As responsible fiduciaries, we must analyze our results to determine whether luck or skill (or a combination) was at play, so we know whether our strategy is really working or not.  A manager who is consistently under-performing a benchmark should revisit his or her strategy, and/or adjust the portfolio.  If the manager’s thesis is still valid, then one needs to consider if unforeseeable events were responsible for the poor performance.  Poor timing can also be responsible for under-performance.  Investors can be “right” and still lose money if they are too early with their strategy or apply it for too long.  Prior to the sub-prime debacle, many fund managers predicted the US housing collapse, but started shorting housing and mortgage companies too early and lost fortunes before the market  imploded.

When a manager is out-performing, it is just as important to determine why. Macro views can be time tested by reading past investment letters and reports to see if a manager was correctly assessing the market and properly positioned. In addition, individual securities selection is critical since, even if one gets the macro view right, investing in the wrong companies (the micro) can lead to poor performance.  It is the consistency of correctly applying these two factors (macro and micro) that determines a manager’s out-performance and whether he or she is just lucky or smart.
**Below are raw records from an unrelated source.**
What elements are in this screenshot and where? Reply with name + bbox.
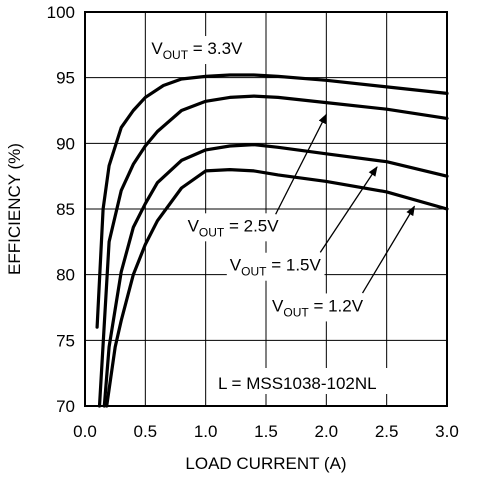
note-background: [212, 368, 432, 394]
y-tick-label-1: 75: [56, 331, 75, 350]
series-label-1: VOUT = 2.5V: [188, 216, 280, 239]
series-arrow-1: [275, 113, 327, 215]
series-line-2: [102, 143, 449, 408]
series-line-1: [97, 94, 449, 408]
series-label-main-0: V: [151, 39, 163, 58]
y-axis-title: EFFICIENCY (%): [5, 143, 24, 275]
x-tick-label-4: 2.0: [315, 422, 339, 441]
y-tick-label-5: 95: [56, 69, 75, 88]
series-lines: [95, 73, 449, 408]
series-label-3: VOUT = 1.2V: [272, 296, 364, 319]
series-label-value-0: = 3.3V: [188, 39, 243, 58]
series-label-background-3: [269, 293, 367, 322]
x-tick-label-3: 1.5: [254, 422, 278, 441]
series-label-subscript-0: OUT: [163, 48, 189, 62]
series-label-subscript-1: OUT: [199, 225, 225, 239]
series-arrow-2: [319, 166, 378, 253]
x-tick-label-0: 0.0: [73, 422, 97, 441]
series-label-2: VOUT = 1.5V: [230, 256, 322, 279]
series-label-main-2: V: [230, 256, 242, 275]
series-label-main-3: V: [272, 296, 284, 315]
y-tick-label-4: 90: [56, 134, 75, 153]
series-label-value-2: = 1.5V: [266, 256, 321, 275]
y-tick-label-3: 85: [56, 200, 75, 219]
series-label-background-1: [184, 213, 283, 242]
inductor-note: L = MSS1038-102NL: [218, 374, 377, 393]
tick-labels: 0.0 0.5 1.0 1.5 2.0 2.5 3.0 70 75 80 85 90 95 100: [47, 3, 459, 441]
y-tick-label-2: 80: [56, 266, 75, 285]
series-label-0: VOUT = 3.3V: [151, 39, 243, 62]
series-label-subscript-2: OUT: [241, 265, 267, 279]
grid: [84, 11, 448, 407]
x-tick-label-1: 0.5: [134, 422, 158, 441]
series-label-value-1: = 2.5V: [224, 216, 279, 235]
y-tick-label-0: 70: [56, 397, 75, 416]
x-tick-label-6: 3.0: [435, 422, 459, 441]
series-label-background-0: [148, 36, 247, 65]
series-label-value-3: = 1.2V: [309, 296, 364, 315]
x-tick-label-5: 2.5: [375, 422, 399, 441]
y-tick-label-6: 100: [47, 3, 75, 22]
series-label-subscript-3: OUT: [283, 305, 309, 319]
x-axis-title: LOAD CURRENT (A): [185, 454, 346, 473]
series-line-0: [95, 73, 449, 329]
series-line-3: [105, 168, 449, 408]
series-label-background-2: [226, 252, 325, 281]
series-arrow-3: [361, 205, 415, 294]
series-label-main-1: V: [188, 216, 200, 235]
x-tick-label-2: 1.0: [194, 422, 218, 441]
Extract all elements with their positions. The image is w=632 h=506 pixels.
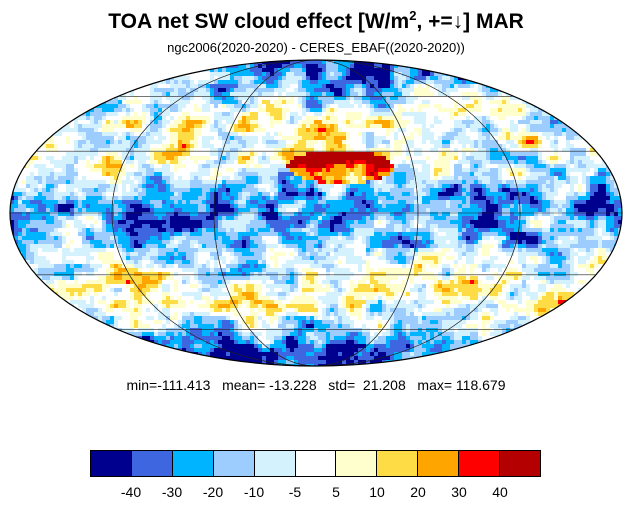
map-panel	[0, 55, 632, 370]
colorbar-tick-label: -30	[161, 484, 183, 500]
plot-subtitle: ngc2006(2020-2020) - CERES_EBAF((2020-20…	[167, 40, 465, 55]
colorbar-swatch	[213, 451, 255, 476]
colorbar-swatch	[91, 451, 132, 476]
graticule-lines	[10, 60, 622, 366]
colorbar-tick-label: -5	[288, 484, 302, 500]
colorbar-tick-label: 30	[451, 484, 467, 500]
colorbar-swatch	[500, 451, 540, 476]
title-tail: , +=↓] MAR	[416, 10, 524, 33]
colorbar-swatch	[131, 451, 173, 476]
colorbar-swatch	[459, 451, 501, 476]
colorbar-tick-label: -40	[120, 484, 142, 500]
colorbar-tick-label: 20	[410, 484, 426, 500]
colorbar-labels: -40 -30 -20 -10 -5 5 10 20 30 40	[90, 484, 541, 502]
colorbar-swatch	[295, 451, 337, 476]
plot-title: TOA net SW cloud effect [W/m2, +=↓] MAR	[0, 8, 632, 34]
colorbar-swatch	[172, 451, 214, 476]
colorbar-tick-label: 5	[332, 484, 340, 500]
meridian-line	[213, 60, 419, 366]
cloud-effect-field	[10, 60, 622, 366]
colorbar-tick-label: -10	[243, 484, 265, 500]
title-main: TOA net SW cloud effect [W/m	[108, 10, 410, 33]
meridian-line	[111, 60, 521, 366]
colorbar-tick-label: 40	[492, 484, 508, 500]
colorbar-tick-label: 10	[369, 484, 385, 500]
colorbar-swatch	[336, 451, 378, 476]
colorbar-swatch	[418, 451, 460, 476]
colorbar-swatch	[377, 451, 419, 476]
colorbar	[90, 450, 541, 477]
field-statistics: min=-111.413 mean= -13.228 std= 21.208 m…	[126, 377, 506, 393]
map-outline	[9, 59, 623, 367]
title-superscript: 2	[409, 8, 417, 23]
colorbar-tick-label: -20	[202, 484, 224, 500]
colorbar-swatch	[254, 451, 296, 476]
mollweide-map	[9, 59, 623, 367]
Academics have come up with useful statistical analysis to measure the consistency of risk adjusted returns, and we invite those interested in this topic to contact us (of course, we would not mention this if we did not score highly in this area!). Thus investors do have tools for judging the results of their current portfolio manager or when shopping for a new one.  Many make the mistake of looking only at short term results for determining success or failure.

Ken Lester, Stephen Takacsy, Peter Dlouhy

POST SCRIPTUM: Other Company News

Consider what happened to some of my students at McGill a few years ago.  Twelve groups of 5 students each ran $250,000 portfolios of McGill’s endowment fund.  One group put in an order to buy shares of a company but got the symbol wrong and ended up with shares in another company which was taken over at a 100% premium. That group of students made a terrific profit.  Had they bought the stock that they really wanted, they would have lost 10% over the same time period.  As it turned out, this erroneous trade catapulted them into the highest performing group for the year.  However, not only did they not get credit for the undeserved performance, they were actually penalized for the error.